Sort of a complex question, but I'm trying to get a sense of a count "tickets" that were opened/closed per month and their resolution time. I've done the dirty work (lots of window functions) of getting it in a detailed format, but now I need to "roll it up" and get a count.
Here is the example scenario:
ticketID | opened_at | closed_at | category |
---|---|---|---|
12 | 2023-01-15 | 2023-02-02 | sports |
13 | 2023-01-18 | 2023-01-22 | furniture |
15 | 2023-02-05 | null | colors |
22 | 2023-02-15 | 2023-03-10 | furniture |
30 | 2023-03-11 | 2023-04-20 | colors |
35 | 2023-04-05 | null | sports |
We have a queue of tickets where tickets come in each month and are either closed or remain open. The count of tickets at a start_queue point is the number of tickets open in the queue at the beginning of the month, and the new tickets are all the tickets that arrive in the queue that month. And, of course, the ending queue, is the remaining tickets that are open at the end of the month.

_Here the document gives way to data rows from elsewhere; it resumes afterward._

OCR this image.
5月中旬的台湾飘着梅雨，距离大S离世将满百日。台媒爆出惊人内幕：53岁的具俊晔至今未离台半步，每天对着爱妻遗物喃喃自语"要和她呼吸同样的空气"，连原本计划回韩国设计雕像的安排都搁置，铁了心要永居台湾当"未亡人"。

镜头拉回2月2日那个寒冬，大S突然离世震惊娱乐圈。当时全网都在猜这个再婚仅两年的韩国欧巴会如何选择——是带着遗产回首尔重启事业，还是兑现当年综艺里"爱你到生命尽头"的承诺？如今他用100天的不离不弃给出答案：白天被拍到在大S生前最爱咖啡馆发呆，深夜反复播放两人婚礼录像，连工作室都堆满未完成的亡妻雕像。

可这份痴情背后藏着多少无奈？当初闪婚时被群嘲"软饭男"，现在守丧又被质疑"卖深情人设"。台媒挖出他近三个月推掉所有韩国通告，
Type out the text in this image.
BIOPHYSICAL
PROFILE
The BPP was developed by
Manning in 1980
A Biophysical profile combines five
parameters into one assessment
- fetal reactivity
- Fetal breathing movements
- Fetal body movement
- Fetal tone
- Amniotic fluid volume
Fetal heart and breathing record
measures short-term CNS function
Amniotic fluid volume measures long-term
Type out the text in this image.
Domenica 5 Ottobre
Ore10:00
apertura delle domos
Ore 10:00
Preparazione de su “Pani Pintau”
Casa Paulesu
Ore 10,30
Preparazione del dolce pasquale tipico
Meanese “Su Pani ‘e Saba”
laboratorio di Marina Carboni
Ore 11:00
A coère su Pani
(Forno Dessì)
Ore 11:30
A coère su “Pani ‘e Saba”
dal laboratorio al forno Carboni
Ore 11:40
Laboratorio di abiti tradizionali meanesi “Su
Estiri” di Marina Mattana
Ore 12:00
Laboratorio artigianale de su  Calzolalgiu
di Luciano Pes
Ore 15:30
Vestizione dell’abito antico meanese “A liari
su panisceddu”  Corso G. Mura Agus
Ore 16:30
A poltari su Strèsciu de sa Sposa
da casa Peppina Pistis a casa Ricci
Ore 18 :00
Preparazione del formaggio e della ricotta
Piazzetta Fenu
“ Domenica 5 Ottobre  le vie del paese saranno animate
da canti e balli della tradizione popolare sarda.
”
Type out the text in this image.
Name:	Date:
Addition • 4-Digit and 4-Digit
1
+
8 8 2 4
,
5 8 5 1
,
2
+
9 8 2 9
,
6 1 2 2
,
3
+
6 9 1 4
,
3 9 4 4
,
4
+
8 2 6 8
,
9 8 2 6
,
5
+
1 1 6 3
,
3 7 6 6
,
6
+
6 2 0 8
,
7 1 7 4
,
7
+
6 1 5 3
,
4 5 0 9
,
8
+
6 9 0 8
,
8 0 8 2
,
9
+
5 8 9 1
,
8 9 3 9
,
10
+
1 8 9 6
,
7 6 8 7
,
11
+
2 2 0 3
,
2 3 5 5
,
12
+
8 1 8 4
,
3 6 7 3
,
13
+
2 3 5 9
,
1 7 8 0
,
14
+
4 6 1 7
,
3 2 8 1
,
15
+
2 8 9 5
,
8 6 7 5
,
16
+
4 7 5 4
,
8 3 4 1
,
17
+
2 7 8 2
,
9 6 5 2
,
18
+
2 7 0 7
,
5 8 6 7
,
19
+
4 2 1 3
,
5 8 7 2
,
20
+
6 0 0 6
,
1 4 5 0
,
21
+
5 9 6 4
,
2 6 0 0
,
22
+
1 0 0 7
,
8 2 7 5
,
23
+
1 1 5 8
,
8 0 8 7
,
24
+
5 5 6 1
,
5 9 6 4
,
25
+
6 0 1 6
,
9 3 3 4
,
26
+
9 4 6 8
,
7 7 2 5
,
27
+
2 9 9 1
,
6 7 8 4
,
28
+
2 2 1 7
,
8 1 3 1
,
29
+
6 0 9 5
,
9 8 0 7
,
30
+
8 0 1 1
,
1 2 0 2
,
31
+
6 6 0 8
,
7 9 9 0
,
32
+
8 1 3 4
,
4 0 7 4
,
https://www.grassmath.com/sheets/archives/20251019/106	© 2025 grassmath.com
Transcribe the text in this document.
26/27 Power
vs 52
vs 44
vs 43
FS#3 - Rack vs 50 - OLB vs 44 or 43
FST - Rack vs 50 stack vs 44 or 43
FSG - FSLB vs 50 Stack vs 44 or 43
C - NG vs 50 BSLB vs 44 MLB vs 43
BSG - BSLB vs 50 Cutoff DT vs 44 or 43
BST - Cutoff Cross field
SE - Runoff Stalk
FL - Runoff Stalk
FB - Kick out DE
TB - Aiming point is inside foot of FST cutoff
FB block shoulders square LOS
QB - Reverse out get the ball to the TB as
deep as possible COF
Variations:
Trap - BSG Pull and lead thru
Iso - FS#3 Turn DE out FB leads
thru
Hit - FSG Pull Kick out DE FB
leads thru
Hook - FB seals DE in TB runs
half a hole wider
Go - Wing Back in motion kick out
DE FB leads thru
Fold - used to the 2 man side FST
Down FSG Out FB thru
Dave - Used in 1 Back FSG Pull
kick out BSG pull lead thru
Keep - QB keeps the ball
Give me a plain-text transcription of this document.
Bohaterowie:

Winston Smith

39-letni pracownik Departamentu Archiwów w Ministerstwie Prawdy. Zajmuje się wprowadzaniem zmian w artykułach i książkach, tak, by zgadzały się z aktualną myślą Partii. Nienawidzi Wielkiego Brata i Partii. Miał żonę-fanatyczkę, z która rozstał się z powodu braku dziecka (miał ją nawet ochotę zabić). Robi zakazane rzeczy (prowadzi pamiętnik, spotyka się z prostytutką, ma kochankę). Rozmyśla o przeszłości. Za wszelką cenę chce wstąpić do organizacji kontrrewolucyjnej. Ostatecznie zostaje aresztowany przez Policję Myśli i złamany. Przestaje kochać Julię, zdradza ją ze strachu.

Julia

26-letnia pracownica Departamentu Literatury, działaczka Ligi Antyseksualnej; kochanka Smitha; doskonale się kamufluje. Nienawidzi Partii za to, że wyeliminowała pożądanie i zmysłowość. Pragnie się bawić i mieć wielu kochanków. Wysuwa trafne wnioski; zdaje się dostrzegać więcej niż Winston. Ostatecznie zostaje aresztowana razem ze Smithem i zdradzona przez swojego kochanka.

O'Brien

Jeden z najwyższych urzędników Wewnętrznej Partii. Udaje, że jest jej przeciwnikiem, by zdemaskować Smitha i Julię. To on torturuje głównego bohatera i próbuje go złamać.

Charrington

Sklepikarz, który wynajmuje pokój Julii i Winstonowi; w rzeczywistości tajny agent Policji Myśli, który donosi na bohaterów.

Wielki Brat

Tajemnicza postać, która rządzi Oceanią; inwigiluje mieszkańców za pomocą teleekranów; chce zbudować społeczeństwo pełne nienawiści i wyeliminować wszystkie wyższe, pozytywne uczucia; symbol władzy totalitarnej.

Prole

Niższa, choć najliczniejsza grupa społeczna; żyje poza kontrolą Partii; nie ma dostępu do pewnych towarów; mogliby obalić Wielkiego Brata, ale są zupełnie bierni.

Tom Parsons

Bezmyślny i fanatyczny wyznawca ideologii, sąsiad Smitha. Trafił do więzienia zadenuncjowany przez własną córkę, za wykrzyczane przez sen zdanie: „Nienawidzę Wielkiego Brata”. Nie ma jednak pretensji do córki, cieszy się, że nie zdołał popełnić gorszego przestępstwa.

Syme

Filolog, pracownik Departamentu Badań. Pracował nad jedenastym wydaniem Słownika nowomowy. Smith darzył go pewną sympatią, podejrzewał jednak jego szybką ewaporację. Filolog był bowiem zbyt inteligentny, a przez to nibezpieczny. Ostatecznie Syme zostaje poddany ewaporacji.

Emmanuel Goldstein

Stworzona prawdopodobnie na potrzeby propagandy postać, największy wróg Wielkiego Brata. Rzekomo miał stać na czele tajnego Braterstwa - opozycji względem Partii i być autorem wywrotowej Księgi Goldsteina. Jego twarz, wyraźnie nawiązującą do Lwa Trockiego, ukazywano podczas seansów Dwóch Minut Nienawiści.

My desired output is as following (I left out the categories):
month | starting_queue | new_tickets | tickets_closed | ending_queue |
---|---|---|---|---|
Jan | 0 | 2 | 1 | 1 |
Feb | 1 | 2 | 1 | 2 |
Mar | 2 | 1 | 1 | 3 |
Apr | 3 | 1 | 1 | 2 |
I'm genuinely puzzled to where to begin. A data analyst at my company mentioned that maybe I do some version of SUM(CASE WHEN opened_at...) but my brain basically breaks after that part. Any pointers will be helpful!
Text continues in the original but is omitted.